London’s top-flight index edged towards record territory on Wednesday as blue-chip stocks enjoyed a leg up from the weak pound.
The FTSE 100 Index closed up 26.7 points to 7,542.87 – 13.4 points shy of last Thursday’s all-time closing high of 7,556.24 – as Pearson delivered a strong session after hiking its annual earnings targets on Tuesday.
Shares in the education group rose 20p to 687p, making it the biggest riser on the London market and helping offset a dismal performance by Reckitt Benckiser after it warned over sales for the second time in three months.
On the second tier, the FTSE 250 Index scraped an all-time closing high, rising 128.82 points to 20,259.77, marginally beating a record of 20,259.51 set on Friday.
Michael Hewson, chief market analyst at CMC Markets UK, said: “It’s been a positive day for most sectors today with education publisher Pearson one of the standout performers, for the second day in a row.
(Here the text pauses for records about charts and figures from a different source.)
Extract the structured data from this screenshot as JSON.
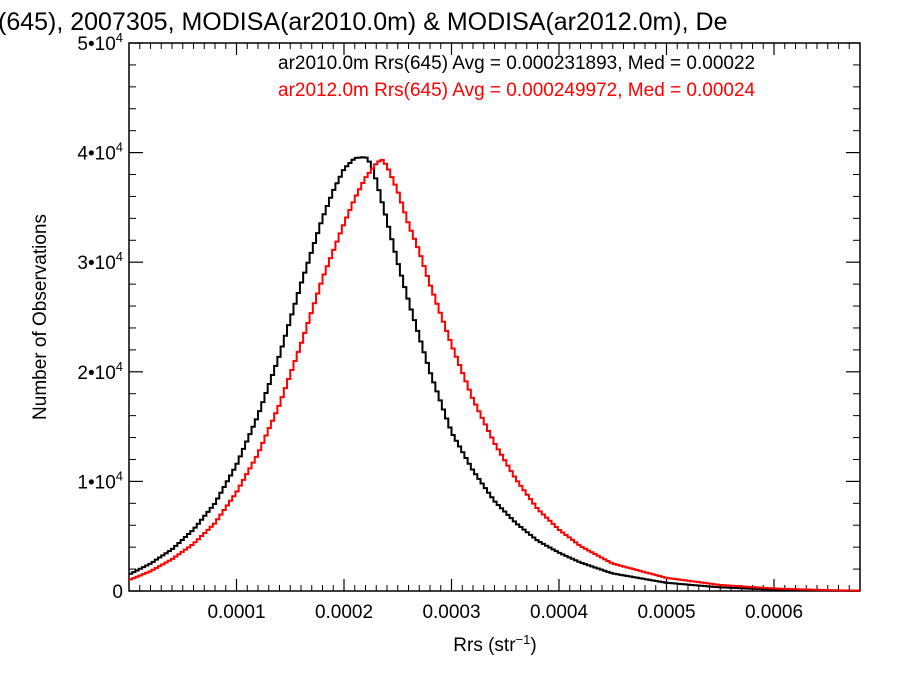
{
  "chart_data": {
    "type": "line",
    "title": "(645), 2007305, MODISA(ar2010.0m) & MODISA(ar2012.0m), De",
    "xlabel": "Rrs (str",
    "xlabel_sup": "−1",
    "xlabel_end": ")",
    "ylabel": "Number of Observations",
    "xlim": [
      0.0,
      0.00068
    ],
    "ylim": [
      0,
      50000
    ],
    "xticks": [
      0.0001,
      0.0002,
      0.0003,
      0.0004,
      0.0005,
      0.0006
    ],
    "xtick_labels": [
      "0.0001",
      "0.0002",
      "0.0003",
      "0.0004",
      "0.0005",
      "0.0006"
    ],
    "yticks": [
      {
        "value": 0,
        "mantissa": "0",
        "exponent": ""
      },
      {
        "value": 10000,
        "mantissa": "1•10",
        "exponent": "4"
      },
      {
        "value": 20000,
        "mantissa": "2•10",
        "exponent": "4"
      },
      {
        "value": 30000,
        "mantissa": "3•10",
        "exponent": "4"
      },
      {
        "value": 40000,
        "mantissa": "4•10",
        "exponent": "4"
      },
      {
        "value": 50000,
        "mantissa": "5•10",
        "exponent": "4"
      }
    ],
    "grid": false,
    "legend_placement": "top-right",
    "series": [
      {
        "name": "ar2010.0m Rrs(645) Avg = 0.000231893, Med = 0.00022",
        "color": "#000000",
        "x": [
          0.0,
          2e-05,
          4e-05,
          6e-05,
          8e-05,
          0.0001,
          0.00012,
          0.00014,
          0.00016,
          0.00018,
          0.00019,
          0.0002,
          0.00021,
          0.00022,
          0.000225,
          0.00023,
          0.00024,
          0.00025,
          0.00026,
          0.00028,
          0.0003,
          0.00032,
          0.00034,
          0.00036,
          0.00038,
          0.0004,
          0.00042,
          0.00045,
          0.0005,
          0.00055,
          0.0006,
          0.00065,
          0.00068
        ],
        "y": [
          1500,
          2500,
          3800,
          5600,
          8000,
          11500,
          16000,
          21500,
          28000,
          34000,
          36500,
          38500,
          39500,
          39600,
          39000,
          37500,
          33800,
          30000,
          26500,
          20000,
          14500,
          11000,
          8200,
          6200,
          4600,
          3500,
          2600,
          1600,
          750,
          330,
          130,
          40,
          20
        ]
      },
      {
        "name": "ar2012.0m Rrs(645) Avg = 0.000249972, Med = 0.00024",
        "color": "#ff0000",
        "x": [
          0.0,
          2e-05,
          4e-05,
          6e-05,
          8e-05,
          0.0001,
          0.00012,
          0.00014,
          0.00016,
          0.00018,
          0.0002,
          0.00021,
          0.00022,
          0.00023,
          0.000235,
          0.00024,
          0.00025,
          0.00026,
          0.00027,
          0.00028,
          0.0003,
          0.00032,
          0.00034,
          0.00036,
          0.00038,
          0.0004,
          0.00042,
          0.00045,
          0.0005,
          0.00055,
          0.0006,
          0.00065,
          0.00068
        ],
        "y": [
          1000,
          1800,
          2900,
          4300,
          6200,
          9000,
          12500,
          17000,
          22500,
          28500,
          33500,
          35800,
          37700,
          39000,
          39400,
          38800,
          36500,
          33500,
          31000,
          28000,
          22500,
          17500,
          13500,
          10200,
          7500,
          5600,
          4100,
          2500,
          1200,
          550,
          230,
          80,
          30
        ]
      }
    ]
  }
}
“The share price has risen after a couple of upward price revisions from Morgan Stanley and JP Morgan Chase building on Tuesday’s gains which saw the company announce a better than expected outlook for the rest of the fiscal year.”
Across Europe, Germany’s Dax and the Cac 40 in France both climbed 0.4% higher.
In currency, sterling remained on the back foot, as a strong US dollar and the latest update on UK wage growth saw the pound slip 0.1% against the greenback to 1.317.
Average earnings increased by 2.2% in the year to August, unchanged from the previous month, and below the latest RPI inflation rate of 3.9% and 3% for CPI inflation.
However, the jobless total was cut by 52,000 in the quarter to August to 1.4 million, the lowest since 2005, with women driving the growth in employment.
The pound was 0.1% off versus the euro at 1.11.
Multi-national stocks, which report in US dollars or euros, get a boost when the pound falls because their earnings benefit from a more favourable currency translation.
Focusing on oil, Brent crude fell by 0.2% to 57.95 US dollars a barrel, continuing its retreat from Monday’s gains when the conflict between the Iraqi government and the Kurds around the city of Kirkuk threatened to disrupt supply.
In UK stocks, Nurofen and Durex-owner Reckitt Benckiser was among the biggest fallers as it grapples with “challenging” markets and the ongoing impact of a recent cyber attack.
Shares were down 178p to 6,857p, as the firm revealed another 2% sales hit from the ransomware attack in June, which significantly disrupted its manufacturing and orders systems across a raft of markets, including the UK.
It also announced a corporate overhaul to reorganise the firm into two divisions – its consumer health business, including recently acquired US infant formula company Mead Johnson, and a home and hygiene arm.
Supermarket giant Sainsbury also closed down 1.4p to 246.3p, as investors digested Tuesday’s announcement that it would cut around 2,000 payroll and human resources jobs across the business.
The biggest risers on the FTSE 100 were Pearson up 20p at 687p, ITV up 5.2p at 178.7p, International Consolidated Airlines Group up 17p at 652.5p, and Rolls-Royce Holdings up 22.5 at 930p.
The biggest fallers were Shire down 119.5p at 3,719.5p, Rio Tinto down 110.5p at 3,599p, Reckitt Benckiser Group down 178p at 6,857p, and Anglo American down 31.5p at 1,428p.